Contexte de l'affaire
CE 1er février 2018 n°412155
L'amendement Charasse (article 223 B du CGI) est un dispositif de réintégration des frais financiers en cas de cession à soi même de titres de sociétés.
Ainsi, en vertu de celui-ci, la déduction des frais financiers est limitée lorsqu'une société acquiert auprès d'actionnaires qui la contrôlent ou auprès de sociétés que ces actionnaires contrôlent, les titres d'une société qui devient membre du même groupe qu'elle.
La fraction de charges financières devant être réintégrée est égale au rapport entre au numérateur le prix d’acquisition, et au dénominateur la somme du montant moyen des dettes du groupe.
En l'espèce, une société considère que l'amendement Charasse est contraire au principe d'égalité devant la loi résultant de l'article 6 de la Déclaration des droits de l'homme et du citoyen et le principe d'égalité devant les charges publiques résultant de l'article 13 de cette dernière, en ne permettant pas au contribuable d'apporter la preuve que l'opération de restructuration effectuée dans ce cadre ne revêt pas un caractère artificiel.
La question de constitutionnalité est jugée comme sérieuse par le Conseil d'Etat, qui la renvoie devant le Conseil constitutionnel.
Extraits de l'arrêt
3. Il résulte de ces dispositions que l'administration est fondée à réintégrer dans les résultats de la société mère d'un groupe fiscalement intégré une fraction des charges financières du groupe, lorsqu'une société est acquise en vue d'être intégrée par une société du groupe auprès d'une ou de plusieurs personnes qui contrôlent la société cessionnaire. Cette disposition est applicable, compte tenu de ce que l'existence d'un tel contrôle s'apprécie par référence aux critères définis par l'article L. 233-3 du code de commerce, non seulement dans l'hypothèse d'une identité entre le ou les actionnaires de la société cédée et le ou les actionnaires exerçant le contrôle de la société cessionnaire mais également dans le cas où l'actionnaire qui contrôlait la société cédée exerce, de concert avec d'autres actionnaires, le contrôle de la société cessionnaire.

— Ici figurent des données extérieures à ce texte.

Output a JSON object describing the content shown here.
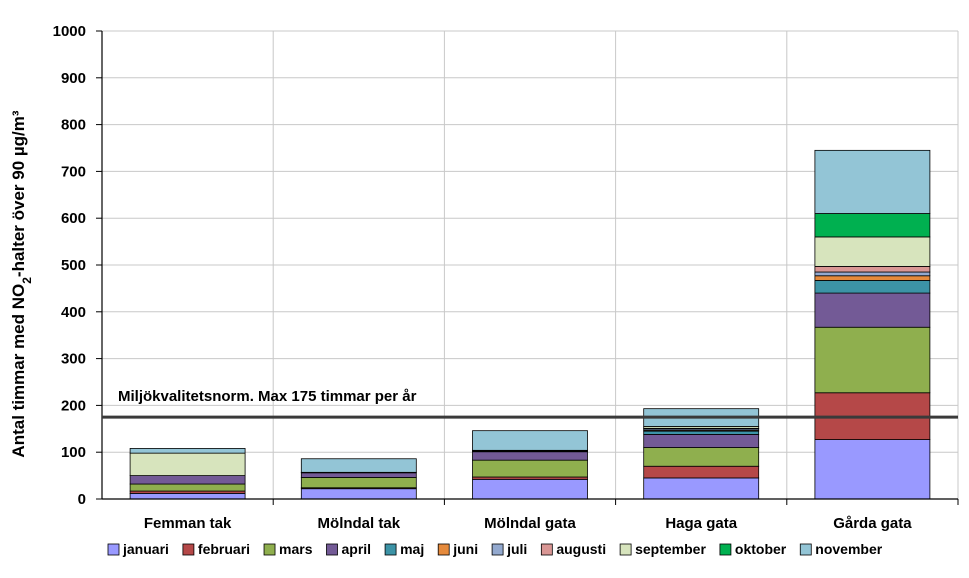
{
  "chart_data": {
    "type": "bar",
    "stacked": true,
    "ylabel_prefix": "Antal timmar med NO",
    "ylabel_sub": "2",
    "ylabel_suffix": "-halter över 90 µg/m³",
    "ylim": [
      0,
      1000
    ],
    "yticks": [
      "0",
      "100",
      "200",
      "300",
      "400",
      "500",
      "600",
      "700",
      "800",
      "900",
      "1000"
    ],
    "grid": true,
    "legend_position": "bottom",
    "categories": [
      "Femman tak",
      "Mölndal tak",
      "Mölndal gata",
      "Haga gata",
      "Gårda gata"
    ],
    "series": [
      {
        "name": "januari",
        "color": "#9999FF",
        "values": [
          12,
          22,
          42,
          45,
          127
        ]
      },
      {
        "name": "februari",
        "color": "#B54848",
        "values": [
          5,
          2,
          5,
          25,
          100
        ]
      },
      {
        "name": "mars",
        "color": "#8FAF4E",
        "values": [
          15,
          22,
          36,
          40,
          140
        ]
      },
      {
        "name": "april",
        "color": "#735A96",
        "values": [
          18,
          10,
          18,
          28,
          73
        ]
      },
      {
        "name": "maj",
        "color": "#3C93A6",
        "values": [
          0,
          1,
          1,
          7,
          27
        ]
      },
      {
        "name": "juni",
        "color": "#E58A3C",
        "values": [
          0,
          0,
          1,
          2,
          10
        ]
      },
      {
        "name": "juli",
        "color": "#93A9CF",
        "values": [
          0,
          0,
          0,
          3,
          8
        ]
      },
      {
        "name": "augusti",
        "color": "#D99694",
        "values": [
          0,
          0,
          0,
          1,
          12
        ]
      },
      {
        "name": "september",
        "color": "#D7E4BD",
        "values": [
          48,
          0,
          1,
          4,
          63
        ]
      },
      {
        "name": "oktober",
        "color": "#00B050",
        "values": [
          0,
          0,
          0,
          0,
          50
        ]
      },
      {
        "name": "november",
        "color": "#93C5D6",
        "values": [
          10,
          29,
          42,
          38,
          135
        ]
      }
    ],
    "reference_line": {
      "value": 175,
      "label": "Miljökvalitetsnorm. Max 175 timmar per år"
    }
  }
}
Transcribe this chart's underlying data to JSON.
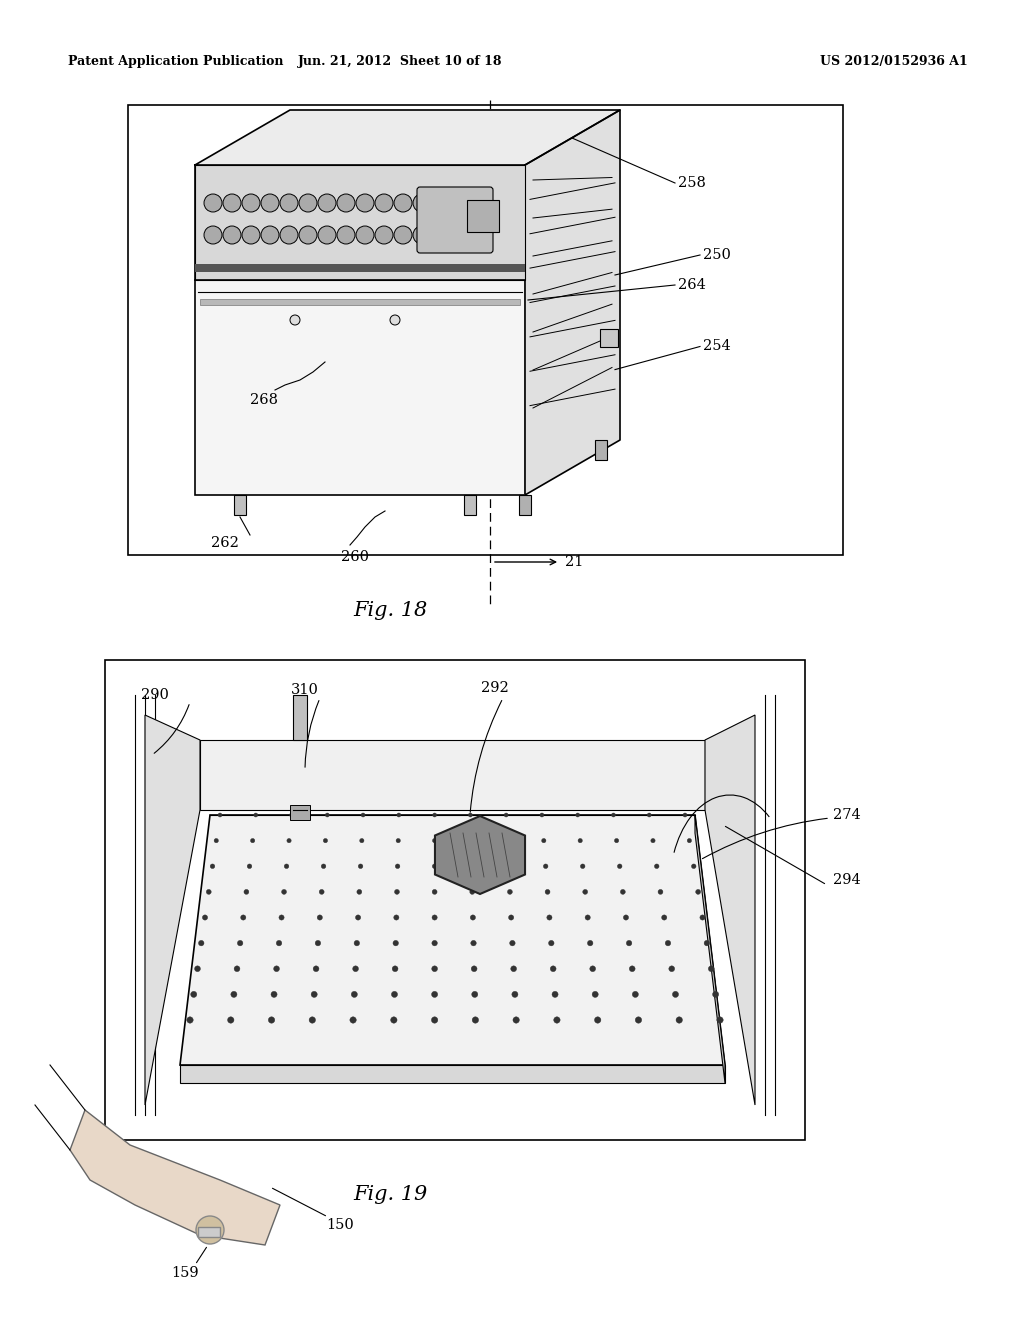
{
  "bg_color": "#ffffff",
  "header_left": "Patent Application Publication",
  "header_mid": "Jun. 21, 2012  Sheet 10 of 18",
  "header_right": "US 2012/0152936 A1",
  "fig18_title": "Fig. 18",
  "fig19_title": "Fig. 19"
}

4. La SAS X soutient, à l'appui de son pourvoi, que le septième alinéa de l'article 223 B du code général des impôts, qui a pour objet de lutter contre les montages abusifs dont le but est de réduire les résultats imposables d'un groupe faisant l'objet d'une intégration fiscale en utilisant cette intégration fiscale pour procéder à la " vente d'une société à soi-même ", en la finançant par l'emprunt, méconnaît le principe d'égalité devant la loi résultant de l'article 6 de la Déclaration des droits de l'homme et du citoyen et le principe d'égalité devant les charges publiques résultant de l'article 13 de cette dernière, en ne permettant pas au contribuable d'apporter la preuve que l'opération de restructuration effectuée dans ce cadre ne revêt pas un caractère artificiel.
5. L'article 223 B dans sa rédaction précitée est applicable au litige. Cette disposition n'a pas été déclarée conforme à la Constitution par le Conseil constitutionnel. Présente un caractère sérieux le moyen tiré de ce qu'elle porte atteinte au principe d'égalité devant les charges publiques en ne ménageant pas la possibilité pour le contribuable d'apporter la preuve, dans l'hypothèse où l'actionnaire qui contrôlait la société cédée exerce, de concert avec d'autres actionnaires, le contrôle de la société cessionnaire, que l'opération ne poursuit pas qu'un but fiscal. Il y a lieu, par suite, de la renvoyer au Conseil constitutionnel.
Commentaire de LégiFiscal
C'est la première fois que la question de la constitutionnalité de l'amendement Charasse est posée au Conseil constitutionnel.
On attendra avec impatience la réponse de celui-ci.